Following a post fron @briankelly (Responding to the Forthcoming Demise of TwapperKeeper), where Brian described how to lookup all the archives saved by a person on Twapperkeeper and using that as a basis for an archive rescue strategy, I thought I’d tweak my code to grab all the hashtag archives for a particular user (other archives are also available, search as search term archives; I don’t grab the list of these… IF you fancy generalising the code, please post a link to it in the comments;-)

What should have been a trivial task didn’t work, of course: the R XML parser seemed to choke on some of the archive files claiming they weren’t the claimed UTF-8 encoding. Character encodings are still something that I don’t understand at all (and more than a few times have caused me to give up on a hack), but on the offchance, I tried using a more resilient file loader (curl, if that means anything to you…;-) rather than the XML package loader, and it seems to do the trick (warnings are still raised, but that’s an improvement on errors, that tend cause everything to stop).
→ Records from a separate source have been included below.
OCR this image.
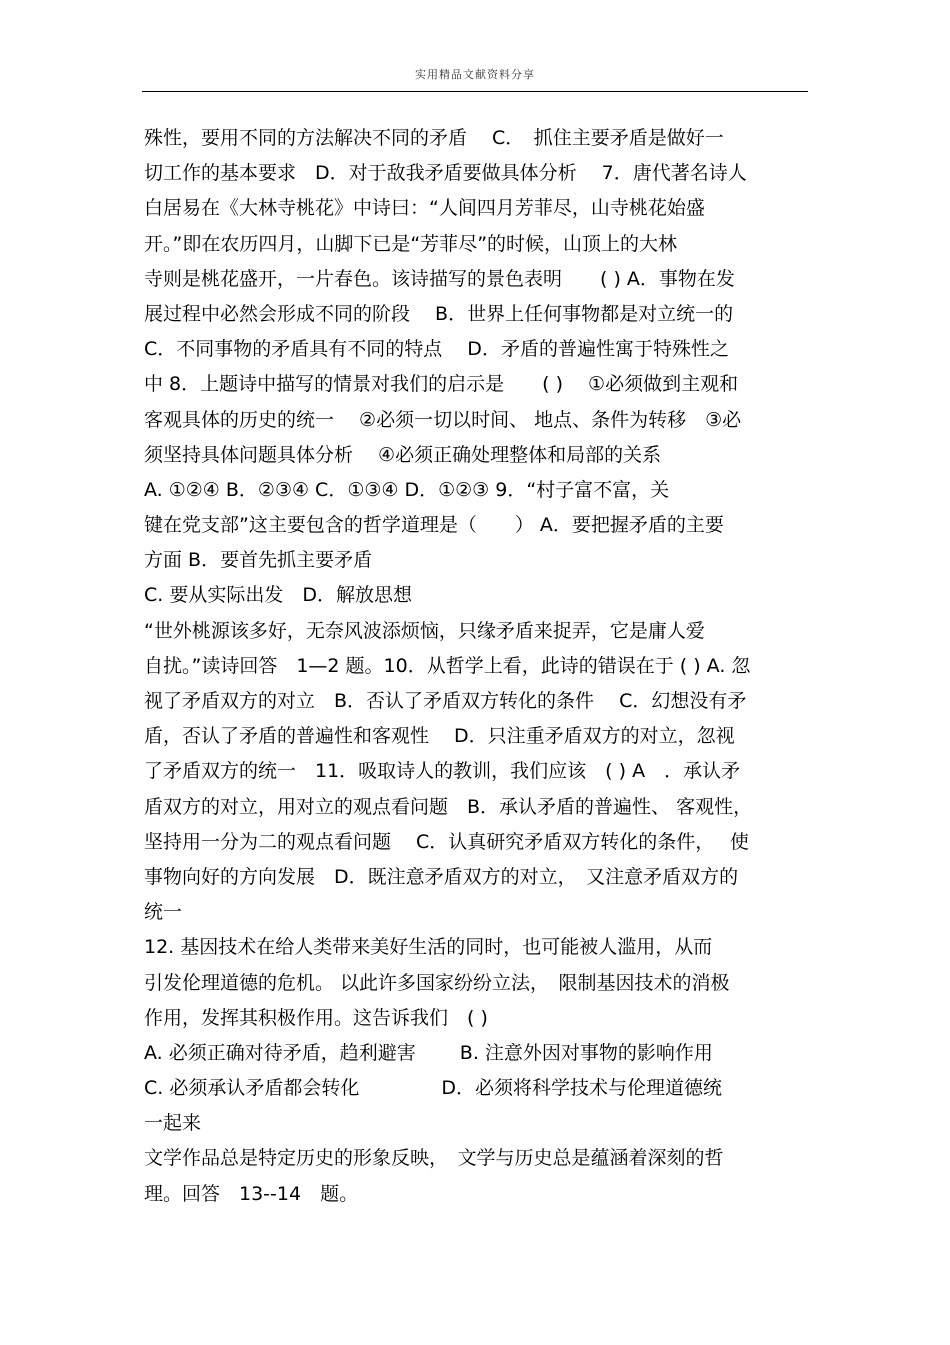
实用精品文献资料分享
殊性，要用不同的方法解决不同的矛盾　 C．　抓住主要矛盾是做好一
切工作的基本要求　D．对于敌我矛盾要做具体分析　 7．唐代著名诗人
白居易在《大林寺桃花》中诗曰：“人间四月芳菲尽，山寺桃花始盛
开。”即在农历四月，山脚下已是“芳菲尽”的时候，山顶上的大林
寺则是桃花盛开，一片春色。该诗描写的景色表明　　( ) A．事物在发
展过程中必然会形成不同的阶段　 B．世界上任何事物都是对立统一的
C．不同事物的矛盾具有不同的特点　 D．矛盾的普遍性寓于特殊性之
中 8．上题诗中描写的情景对我们的启示是　　( ) 　①必须做到主观和
客观具体的历史的统一　 ②必须一切以时间、 地点、条件为转移　③必
须坚持具体问题具体分析　 ④必须正确处理整体和局部的关系
A. ①②④ B．②③④ C．①③④ D．①②③ 9．“村子富不富，关
键在党支部”这主要包含的哲学道理是（　　） A．要把握矛盾的主要
方面 B．要首先抓主要矛盾
C. 要从实际出发　D．解放思想
“世外桃源该多好，无奈风波添烦恼，只缘矛盾来捉弄，它是庸人爱
自扰。”读诗回答　1—2 题。10．从哲学上看，此诗的错误在于 ( ) A. 忽
视了矛盾双方的对立　B．否认了矛盾双方转化的条件　 C．幻想没有矛
盾，否认了矛盾的普遍性和客观性　 D．只注重矛盾双方的对立，忽视
了矛盾双方的统一　11．吸取诗人的教训，我们应该　( ) A　．承认矛
盾双方的对立，用对立的观点看问题　B．承认矛盾的普遍性、 客观性，
坚持用一分为二的观点看问题　 C．认真研究矛盾双方转化的条件，　 使
事物向好的方向发展　D．既注意矛盾双方的对立，　又注意矛盾双方的
统一
12. 基因技术在给人类带来美好生活的同时，也可能被人滥用，从而
引发伦理道德的危机。 以此许多国家纷纷立法，　限制基因技术的消极
作用，发挥其积极作用。这告诉我们　( )
A. 必须正确对待矛盾，趋利避害　　 B. 注意外因对事物的影响作用
C. 必须承认矛盾都会转化　　　　 D．必须将科学技术与伦理道德统
一起来
文学作品总是特定历史的形象反映，　文学与历史总是蕴涵着深刻的哲
理。回答　13--14　题。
Anyway, here’s the revised code, along with an additional routine for grabbing all the hashtag archives saved on Twapperkeeper by a named individual. If I get a chance (i.e. when I learn how to do it!), I’ll add in a line to two that will grab all the archives from a list of named individuals…

require(XML)
require(stringr)
require(RCurl)

#A helper function to remove @ symbols from user names...
trim <- function (x) sub('@','',x)
tagtrim <- function (x) sub('#','',x)

twapperkeeperRescue=function(hashtag,num=10000){
    #startCrib: http://libreas.wordpress.com/2011/12/09/twapperkeeper/
    #tweak - reduce to a grab of 10000 archived tweets
    url <- paste("http://twapperkeeper.com/rss.php?type=hashtag&name=",hashtag,"&l=",num, sep="")
    print(url)
    #This is a hackfix I tried on spec - use the RCurl library to load in the file...
    lurl=getURL(url)
    #...then parse it, rather than loading it in directly using the XML parser...
    doc <- xmlTreeParse(lurl,useInternal=T,encoding = "UTF-8")
    tweet <- xpathSApply(doc, "//item//title", xmlValue)  
    pubDate <- xpathSApply(doc, "//item//pubDate", xmlValue)
    #endCrib
    df=data.frame(cbind(tweet,pubDate))
    print('...extracting from...')
    df$from=sapply(df$tweet,function(tweet) str_extract(tweet,"^([[:alnum:]_]*)"))
    print('...extracting id...')
    df$id=sapply(df$tweet,function(tweet) str_extract(tweet,"[[:digit:]/s]*$"))
    print('...extracting txt...')
    df$txt=sapply(df$tweet,function(tweet) str_trim(str_replace(str_sub(str_replace(tweet,'- tweet id [[:digit:]/s]*$',''),end=-35),"^([[:alnum:]_]*:)",'')))
    print('...extracting to...')
    df$to=sapply(df$txt,function(tweet) trim(str_extract(tweet,"^(@[[:alnum:]_]*)")))
    print('...extracting rt...')
    df$rt=sapply(df$txt,function(tweet) trim(str_match(tweet,"^RT (@[[:alnum:]_]*)")[2]))
    return(df)
}

#usage: 
#tag='ukdiscovery'
#twarchive.df=twapperkeeperRescue(tag)

#if you want to save the parsed archive:
twapperkeeperSave=function(hashtag,num=10000,path='./'){
    tweet.df=twapperkeeperRescue(hashtag,num)
    fn <- paste(path,"twArchive_",hashtag,".csv")
    write.csv(tweet.df,fn)
}
#usage:
#twapperkeeperSave(tag)


#The following function grabs a list of hashtag archives saved by a given user
# and then rescues each archive in turn...
twapperkeeperUserRescue=function(uname='psychemedia',num=10000){
	#This routine only grabs hashtag archives;
	#Search archives and other archives can also be identified an downloaded if you feel like generalising this bit of code...;-)
	url=paste('http://twapperkeeper.com/allnotebooks.php?type=hashtag&name=&description=&tag=&created_by=',uname,sep='')
	archives=readHTMLTable(url,which=2,header=T)
	archives$Name=sapply(archives$Name,function(tag) tagtrim(tag))
	mapply(twapperkeeperSave,archives$Name,num)
}
#usage:
#user='psychemedia'
#twapperkeeperUserRescue(user)
#twapperkeeperUserRescue(user,1000)
#The numerical argument is the number of archived tweets you want to save (max 50000)
#Note to self: need to trap this maxval...

Now… do I build some archive analytics and visualisation on top of this, or do I have a play with building an archive rescuer in Scraperwiki?!